Ceci, sans parler du nombre de personnes brûlées vives dans le bombardement de leurs demeures. Car contrairement à la propagande qui a sévi à l’époque, ce n’était pas “une guerre propre”, et ce n’étaient pas des “bombes intelligentes”. La plupart des bombes manquaient leur but et tuaient à côté. Les coûteuses “bombes intelligentes” étaient très peu nombreuses et réservées à Bagdad, car c’est là qu’était basée la presse mondiale, et il ne fallait pas montrer une ville trop ruinée. Bassora, n’étant pas une ville très visitée par les journalistes, a subi n’importe quel genre de bombes et a été ruinée de façon terrible.
 
Un rapport de l’Unicef a décrit la situation de l’Irak après les bombardements comme étant “quasi apocalyptique”. Pourtant, le blocus n’a pas été levé. Il a fallu, des années plus tard, que l’Unicef produise un autre rapport disant que la mortalité des enfants était très largement supérieure à ce qu’elle avait été avant la guerre — au point que 500.000 enfants irakiens étaient morts, et ne seraient pas morts s’il n’y avait pas eu cette guerre — pour qu’on accepte d’autoriser l’Irak à vendre du pétrole pour acheter de la nourriture.
 
Il y avait la faim, certes, qui tuait ces enfants. Mais il y avait aussi le cancer, à cause de l’usage, par les Américains, de bombes à l’uranium appauvri, qui ont rendu les régions où elles ont été utilisées radioactives et ont produit une quantité inexplicable de leucémies par la suite. On attribue aussi le “syndrome du Golfe” à cette arme, car la poudre radioactive produite par les explosions frappait évidemment les Américains et autres alliés avant de frapper les Irakiens.
 
Les objectifs civils bombardés volontairement étaient innombrables: on bombardait partout où il y avait un risque de tuer des militaires, alors que les lois de la guerre commandent l’inverse.
 
Ainsi furent bombardées durant cette guerre des écoles, des hôpitaux, des mosquées, des églises, 83 ponts (cela fauchait parfois des maisons entières et brûlait vives les familles), deux barrages hydroélectriques (qui, s’ils se brisaient, pouvaient noyer des villages entiers), des usines qui fabriquaient du ciment, des vêtements, des ustensiles d’aluminium, des câbles électriques, du lait maternisé, et j’en passe.
 
Des bombes guidées ont été utilisées pour frapper un abri réservé aux civils à Amiriyyah en banlieue de Bagdad, faisant 400 morts civils. Comme le fit remarquer un journaliste de la BBC, et aussi les organisations humanitaires, il n’y avait pas traces d’utilisation de cet abri par les militaires.
 
La photo ci-dessous montre le bombardement, par l’armée américaine, des restes de l’armée irakienne qui rentrait chez elle après avoir quitté le Koweït.
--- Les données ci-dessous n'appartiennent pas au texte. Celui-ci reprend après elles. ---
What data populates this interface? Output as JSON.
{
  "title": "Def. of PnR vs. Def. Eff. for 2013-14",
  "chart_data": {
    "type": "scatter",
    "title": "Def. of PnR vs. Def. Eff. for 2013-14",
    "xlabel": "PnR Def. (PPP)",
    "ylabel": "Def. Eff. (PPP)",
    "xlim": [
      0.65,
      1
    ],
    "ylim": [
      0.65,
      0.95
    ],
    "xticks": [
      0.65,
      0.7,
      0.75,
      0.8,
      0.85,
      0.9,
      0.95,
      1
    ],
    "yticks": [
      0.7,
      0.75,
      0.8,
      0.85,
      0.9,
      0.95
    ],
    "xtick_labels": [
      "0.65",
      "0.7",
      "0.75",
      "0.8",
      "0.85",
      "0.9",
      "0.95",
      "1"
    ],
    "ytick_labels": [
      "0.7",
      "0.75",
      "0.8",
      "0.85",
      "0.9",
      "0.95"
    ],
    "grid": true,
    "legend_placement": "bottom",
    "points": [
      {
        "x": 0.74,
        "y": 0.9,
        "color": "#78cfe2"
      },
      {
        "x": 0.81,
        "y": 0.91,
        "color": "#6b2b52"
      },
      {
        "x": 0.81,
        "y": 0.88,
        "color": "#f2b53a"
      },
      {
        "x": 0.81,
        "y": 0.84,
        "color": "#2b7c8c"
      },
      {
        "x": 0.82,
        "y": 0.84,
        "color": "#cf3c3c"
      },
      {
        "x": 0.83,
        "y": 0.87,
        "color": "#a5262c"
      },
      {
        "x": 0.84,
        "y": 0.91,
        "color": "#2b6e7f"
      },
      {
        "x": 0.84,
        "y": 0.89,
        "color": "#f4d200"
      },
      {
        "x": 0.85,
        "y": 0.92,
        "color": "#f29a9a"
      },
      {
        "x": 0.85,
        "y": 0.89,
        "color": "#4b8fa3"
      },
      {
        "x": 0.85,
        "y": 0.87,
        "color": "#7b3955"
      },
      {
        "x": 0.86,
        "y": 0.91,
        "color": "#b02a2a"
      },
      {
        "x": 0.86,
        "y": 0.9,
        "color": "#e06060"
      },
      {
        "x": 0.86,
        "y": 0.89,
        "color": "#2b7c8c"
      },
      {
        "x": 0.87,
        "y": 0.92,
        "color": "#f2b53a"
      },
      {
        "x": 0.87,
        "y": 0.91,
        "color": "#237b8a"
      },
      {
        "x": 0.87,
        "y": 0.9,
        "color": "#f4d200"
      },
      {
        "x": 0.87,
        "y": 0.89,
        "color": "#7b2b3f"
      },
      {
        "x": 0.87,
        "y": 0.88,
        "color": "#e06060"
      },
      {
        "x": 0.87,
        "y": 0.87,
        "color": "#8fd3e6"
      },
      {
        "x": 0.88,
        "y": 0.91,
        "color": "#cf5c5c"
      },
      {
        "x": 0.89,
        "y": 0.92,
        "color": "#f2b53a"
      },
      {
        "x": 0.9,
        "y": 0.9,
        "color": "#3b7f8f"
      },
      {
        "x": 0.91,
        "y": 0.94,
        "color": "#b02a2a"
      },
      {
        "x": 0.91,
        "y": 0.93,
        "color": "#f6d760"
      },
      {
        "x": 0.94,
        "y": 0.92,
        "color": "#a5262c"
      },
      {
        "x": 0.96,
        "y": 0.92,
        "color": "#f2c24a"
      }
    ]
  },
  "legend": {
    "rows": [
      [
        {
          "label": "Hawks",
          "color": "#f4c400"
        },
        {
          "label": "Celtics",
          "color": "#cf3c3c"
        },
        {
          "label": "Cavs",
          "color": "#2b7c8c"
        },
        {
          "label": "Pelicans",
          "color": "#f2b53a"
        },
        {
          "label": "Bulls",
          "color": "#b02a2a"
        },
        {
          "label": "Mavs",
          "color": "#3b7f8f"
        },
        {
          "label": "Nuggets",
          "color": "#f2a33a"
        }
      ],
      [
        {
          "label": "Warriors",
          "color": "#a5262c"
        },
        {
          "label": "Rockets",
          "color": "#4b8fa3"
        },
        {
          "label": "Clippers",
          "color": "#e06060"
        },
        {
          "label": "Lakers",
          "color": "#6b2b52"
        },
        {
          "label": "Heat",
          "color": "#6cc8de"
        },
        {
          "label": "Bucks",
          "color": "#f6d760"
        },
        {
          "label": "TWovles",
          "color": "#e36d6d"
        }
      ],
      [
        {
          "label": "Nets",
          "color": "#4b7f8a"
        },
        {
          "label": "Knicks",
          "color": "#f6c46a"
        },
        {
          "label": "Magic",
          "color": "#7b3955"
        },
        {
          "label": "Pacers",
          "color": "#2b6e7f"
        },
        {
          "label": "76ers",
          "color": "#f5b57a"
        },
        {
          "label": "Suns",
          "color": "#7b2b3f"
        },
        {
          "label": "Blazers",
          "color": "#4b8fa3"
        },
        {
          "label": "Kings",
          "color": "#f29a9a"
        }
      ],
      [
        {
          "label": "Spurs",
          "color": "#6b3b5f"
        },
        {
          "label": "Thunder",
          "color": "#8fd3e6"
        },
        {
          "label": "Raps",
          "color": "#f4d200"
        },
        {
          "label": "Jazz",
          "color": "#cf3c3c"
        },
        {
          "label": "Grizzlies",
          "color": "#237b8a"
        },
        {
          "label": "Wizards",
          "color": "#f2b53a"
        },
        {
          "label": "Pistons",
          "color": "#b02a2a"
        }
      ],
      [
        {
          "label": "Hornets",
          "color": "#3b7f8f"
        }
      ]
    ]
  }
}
Comme on le voit, une grande partie des véhicules bombardés sont civils. Il s’agissait de réfugiés qui avaient à craindre la colère de l’émir du Koweït: des Irakiens, des Jordaniens, des Palestiniens, des Yéménites qui travaillaient au Koweït et fuyaient avec leurs familles et leurs biens. Pour expliquer leur présence, les Américains les ont accusés d’être des soldats qui avaient pillé le Koweït. Un simple examen de cette photo montre le contraire.
 
Le convoi moitié militaire, moitié civil, faisait 100 km de long. Les pilotes américains reçurent l’ordre de frapper le véhicule en tête et le véhicule à la queue du convoi, créant un embouteillage terrible. Ensuite, ils jetèrent des tapis de bombes durant des heures, du début du convoi à la fin.
 
Cette autoroute qui reliait Koweït-ville à Bassora en Irak, a depuis été appelée “l’Autoroute de la Mort” à cause de ce massacre qui a tué des dizaines de milliers de personnes et a traumatisé certains des pilotes qui ont aidé à le commettre.
 
Il y avait de quoi.
 
Les photos de “l’Autoroute de la Mort” ont tellement scandalisé les Américains qui les ont vues que George Bush a hâtivement mis fin à la guerre. C’est pourquoi Saddam Hussein est resté au pouvoir.
 
Cette photo est l’une des rares qui montrent des gens encore vivants après ce bombardement. Elle semble avoir été prise au début du bombardement, et on y voit clairement des hommes civils, et même des femmes. La plupart des autres photos, notamment celles publiées par l’Armée Américaine, ne donnent pas l’impression qu’il y ait eu des rescapés. Elles sont bien trop horribles pour être montrées ici.